Jesus spoke Hebrew. His mother-tongue would have been Hebrew – the language of Jews in Israel and the language of their Scriptures.
Nowhere in the original Greek text of the New Testament is the word ‘Aramaic’ to be found, although a very few Aramaic words are used. Certain passages in the original text of the Old Testament Scriptures are in Aramaic, namely Daniel 2:4-7:28 and Ezra 4:8, 6:18 and 7:12-28. Because Jesus studied the Old Testament Scriptures during His earthly ministry, we can be sure that He also understood and spoke Aramaic.
Jesus would also have spoken Greek and Latin.
From the time of Alexander the Great’s conquest of the Middle East, around 300 years before Jesus’ ministry, Greek was a dominant language in this part of the world. The New Testament was written in Greek. Certain writers of the New Testament, such as Peter and John, were disciples of Jesus. Peter was a fisherman, not a scholar. It is inconceivable that Peter and John understood and spoke Greek, and Jesus did not.

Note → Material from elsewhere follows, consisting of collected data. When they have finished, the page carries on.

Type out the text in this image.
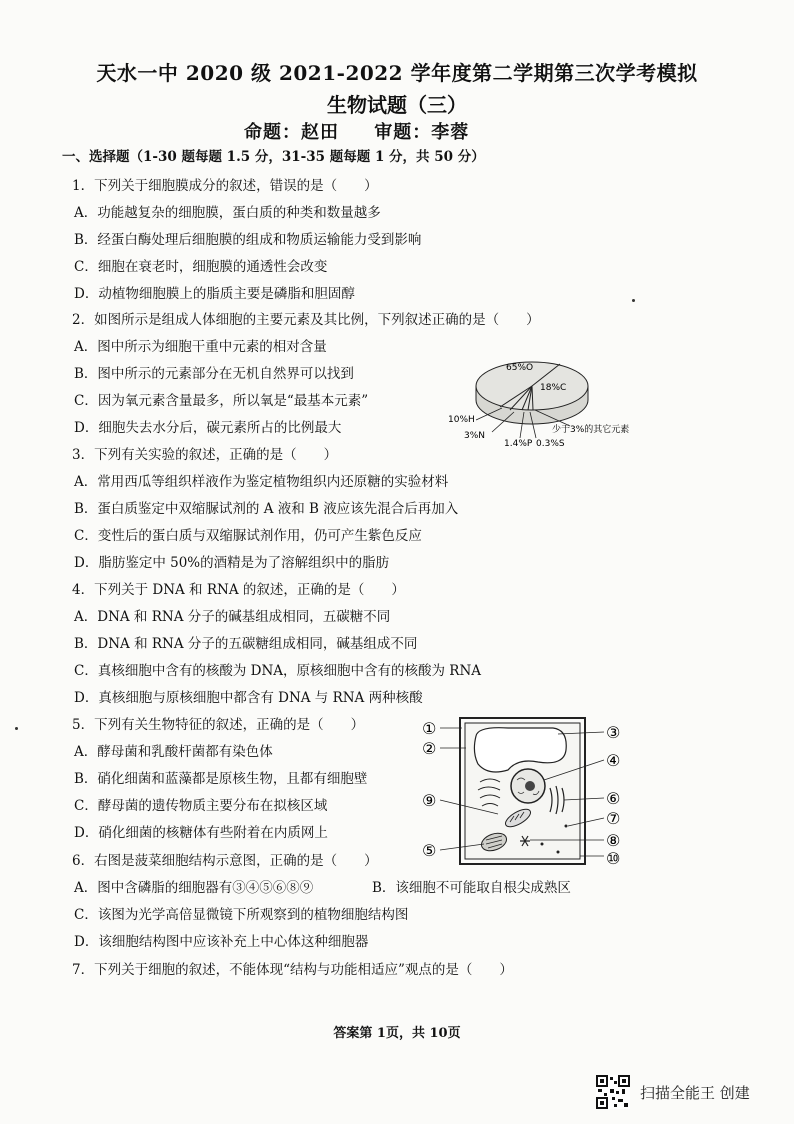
天水一中 2020 级 2021-2022 学年度第二学期第三次学考模拟
生物试题（三）
命题：赵田 审题：李蓉
一、选择题（1-30 题每题 1.5 分，31-35 题每题 1 分，共 50 分）
1．下列关于细胞膜成分的叙述，错误的是（　　）
A．功能越复杂的细胞膜，蛋白质的种类和数量越多
B．经蛋白酶处理后细胞膜的组成和物质运输能力受到影响
C．细胞在衰老时，细胞膜的通透性会改变
D．动植物细胞膜上的脂质主要是磷脂和胆固醇
2．如图所示是组成人体细胞的主要元素及其比例，下列叙述正确的是（　　）
A．图中所示为细胞干重中元素的相对含量
B．图中所示的元素部分在无机自然界可以找到
C．因为氧元素含量最多，所以氧是“最基本元素”
D．细胞失去水分后，碳元素所占的比例最大
65%O
18%C
10%H
3%N
1.4%P 0.3%S
少于3%的其它元素
3．下列有关实验的叙述，正确的是（　　）
A．常用西瓜等组织样液作为鉴定植物组织内还原糖的实验材料
B．蛋白质鉴定中双缩脲试剂的 A 液和 B 液应该先混合后再加入
C．变性后的蛋白质与双缩脲试剂作用，仍可产生紫色反应
D．脂肪鉴定中 50%的酒精是为了溶解组织中的脂肪
4．下列关于 DNA 和 RNA 的叙述，正确的是（　　）
A．DNA 和 RNA 分子的碱基组成相同，五碳糖不同
B．DNA 和 RNA 分子的五碳糖组成相同，碱基组成不同
C．真核细胞中含有的核酸为 DNA，原核细胞中含有的核酸为 RNA
D．真核细胞与原核细胞中都含有 DNA 与 RNA 两种核酸
5．下列有关生物特征的叙述，正确的是（　　）
A．酵母菌和乳酸杆菌都有染色体
B．硝化细菌和蓝藻都是原核生物，且都有细胞壁
C．酵母菌的遗传物质主要分布在拟核区域
D．硝化细菌的核糖体有些附着在内质网上
①
②
⑨
⑤
③
④
⑥
⑦
⑧
⑩
6．右图是菠菜细胞结构示意图，正确的是（　　）
A．图中含磷脂的细胞器有③④⑤⑥⑧⑨	B．该细胞不可能取自根尖成熟区
C．该图为光学高倍显微镜下所观察到的植物细胞结构图
D．该细胞结构图中应该补充上中心体这种细胞器
7．下列关于细胞的叙述，不能体现“结构与功能相适应”观点的是（　　）
答案第 1页，共 10页
扫描全能王 创建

At the time of Jesus’ earthly ministry, Israel was ruled over by the Romans. The Romans spoke Latin. When Pontius Pilate spoke with Jesus it is unlikely that he, as Roman ruler, would have stooped to speak a language other than his own. Roman soldiers and administrators and tax collectors were in positions of power throughout Israel at the time of Jesus. Everyday life demanded that people be able to understand and to speak at least some Latin.
The notice that was placed on the cross was in Hebrew, first, and also in Latin and Greek. This tells us, for sure, that these were the main languages in use in Israel at the time of Jesus’ death and resurrection. Note that Aramaic is not mentioned. ( John 19:19-20 )
However, it is astonishing to see that the NIV – a popular contemporary translation of the Bible – translates the Greek word ‘Hebraisti‘ as ‘Aramaic’ when it refers to the notice on the cross. Here, and at John 5:2, 19:13, 19:17, 20:16 and Acts 21:40, 22:2, 26:14 the translators take the gross liberty of turning the original text into something that it is not, in order, apparently, to satisfy certain theological and traditional biases. In other words, they fail to translate the Holy Scriptures accurately and imply that the language of Jesus, and of the Jews in Israel at the time, was not Hebrew, but Aramaic.
This act of scholarly dishonesty is compounded by the fact that at 2 Corinthians 11:22 and Philippians 3:5 and Revelation 9:11 and 16:16, they revert to translating ‘Hebraios‘ and ‘Hebraisti‘ as ‘Hebrew’.
This bias against the Jewishness of Jesus carries through in Mel Gibson’s film, “The Passion of the Christ”.
Gibson attempts to inject authenticity into the film by making Aramaic the language of Jesus. The fact that a few words of Jesus in the New Testament Greek are a transliteration of some Aramaic words by no means proves that Jesus spoke Aramaic as His primary everyday language. Words like ‘Abba’ (father) and ‘Eli’ (my God) and ‘Rabbi’ (my teacher) and ‘lama’ (why) are Hebrew words as well as Aramaic.
Why should we care what language Jesus spoke? Well I, for one, don’t care at all, in the sense that what He accomplished for us – in paying for our sins on the cross of Calvary – is far more important than minute details of His life on earth.
However, I do care that accurate translations of the word ‘Hebraisti‘ – like the KJV and the NASB and others – can be superseded, in a sense, by a popular English translation. This, together with a popular film, can distort the understanding of Christians about the Jewish roots of their faith.
It also shows how much of our understanding of Scripture and Christian living comes not from the Bible but through filters such as tradition and humanistic culture.